Looking for some where to purchase dbol just need someone to direct me on where to buy due to i am originally from EU but now moved to usa and i need to find a good supplier! thanks in advance any help is appreciated!.


----------



## Milo (Aug 31, 2015)

I usually go to GNC and ask to see their secret inventory in the back.


----------



## bronco (Aug 31, 2015)

Good luck with that


----------



## HydroEJP88 (Aug 31, 2015)

Lmao wut? No luck here bud


----------



## bezerkz (Aug 31, 2015)

just need some help, yeah in the states it seems alot harder to come by! just need to find a gym rat gym! and ask about. but there is no good site or distributor here?


----------



## Seeker (Aug 31, 2015)

Bejerk. This is your 3rd post looking for sources. Let it be your last


----------



## bezerkz (Aug 31, 2015)

okay bud sorry was just eager to get a reply.


----------



## stonetag (Aug 31, 2015)

you get to eager you will miss out on things, like pussy comes to mind....


----------



## bezerkz (Aug 31, 2015)

i am a married man with kids and lol that's kind of past the point with me bud.


----------



## McDuffy (Aug 31, 2015)

The only reason to take steroids is to get jacked so gurls will think ur hot and want to **** u. If thats not your plan then dont worry about it


----------



## HydroEJP88 (Aug 31, 2015)

I only do it so I can use it as an excuse to eat more poptarts


----------



## Magical (Aug 31, 2015)




----------



## GuerillaKilla (Aug 31, 2015)

If you're looking for a good source PM DieYoungStrong and use the password "tillacle labs"
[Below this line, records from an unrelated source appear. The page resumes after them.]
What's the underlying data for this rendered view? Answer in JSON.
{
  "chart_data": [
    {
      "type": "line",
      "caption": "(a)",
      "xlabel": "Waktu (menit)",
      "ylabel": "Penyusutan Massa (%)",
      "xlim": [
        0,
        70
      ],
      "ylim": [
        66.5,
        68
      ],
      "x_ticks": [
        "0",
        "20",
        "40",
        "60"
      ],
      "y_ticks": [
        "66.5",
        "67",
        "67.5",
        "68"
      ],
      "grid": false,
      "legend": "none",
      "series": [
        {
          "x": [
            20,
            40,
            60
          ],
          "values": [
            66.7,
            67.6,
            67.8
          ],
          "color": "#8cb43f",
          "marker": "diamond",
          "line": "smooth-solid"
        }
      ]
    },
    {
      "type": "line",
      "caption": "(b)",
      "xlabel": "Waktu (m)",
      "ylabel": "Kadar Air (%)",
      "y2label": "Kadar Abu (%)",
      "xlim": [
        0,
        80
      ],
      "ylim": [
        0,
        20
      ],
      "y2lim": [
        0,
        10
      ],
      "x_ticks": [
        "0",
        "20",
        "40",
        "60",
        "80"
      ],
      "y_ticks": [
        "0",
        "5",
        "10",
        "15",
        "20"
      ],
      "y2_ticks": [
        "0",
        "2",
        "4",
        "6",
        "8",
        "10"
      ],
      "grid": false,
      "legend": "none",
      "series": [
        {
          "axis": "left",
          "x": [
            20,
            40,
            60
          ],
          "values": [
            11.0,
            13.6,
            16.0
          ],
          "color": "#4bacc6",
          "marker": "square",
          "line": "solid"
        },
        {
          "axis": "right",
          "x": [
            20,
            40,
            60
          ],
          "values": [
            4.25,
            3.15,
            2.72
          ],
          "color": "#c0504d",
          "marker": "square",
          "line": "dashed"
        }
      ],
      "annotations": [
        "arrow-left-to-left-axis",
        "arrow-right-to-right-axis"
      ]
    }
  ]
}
He will PM you back with a list


----------



## DieYoungStrong (Aug 31, 2015)

GuerillaKilla said:


> If you're looking for a good source PM DieYoungStrong and use the password "tillacle labs"
> 
> He will PM you back with a list



Normally I'd agree with you, but Ziegler is the new Huckleberry on the block. Shoot that icy cat a PM.


----------



## PillarofBalance (Aug 31, 2015)

Thank you magical.


----------



## GuerillaKilla (Aug 31, 2015)

The Z in Ziegler is for Uncle Z?

Uncle Ziegler?


----------



## mickems (Aug 31, 2015)

bezerkz said:


> just need some help, yeah in the states it seems alot harder to come by! just need to find a gym rat gym! and ask about. but there is no good site or distributor here?



find the gym rat with the tight pink shorts and tell him you're looking for some "oily stuff" to stick in your ass.


----------



## Magical (Sep 24, 2015)

topmedex said:


> Hello,
> 
> I can help with roids. write me to PM



Selling illegal substances on this board is not allowed, seems you would have noticed that from thread you just posted on.


----------



## ken Sass (Sep 24, 2015)

this is not a source board. read the rules


----------



## tunafisherman (Sep 25, 2015)

Didn't Zieg get the new mod status because he can get anyone anything?  Def shoot that guy a PM or 2.  He gets a lot of messages, and can't respond to them all, but just keep trying and you will eventually get through.


----------



## Jada (Nov 4, 2015)

I usually go to my local  taco stand


----------



## KushCausedComa (Nov 23, 2015)

I mean i usually follow the biggest guy at planet fitness into the bathroom.


----------



## Franklin Yeti (Nov 23, 2015)

Magical said:


>



Ahh!  And there it is!!


----------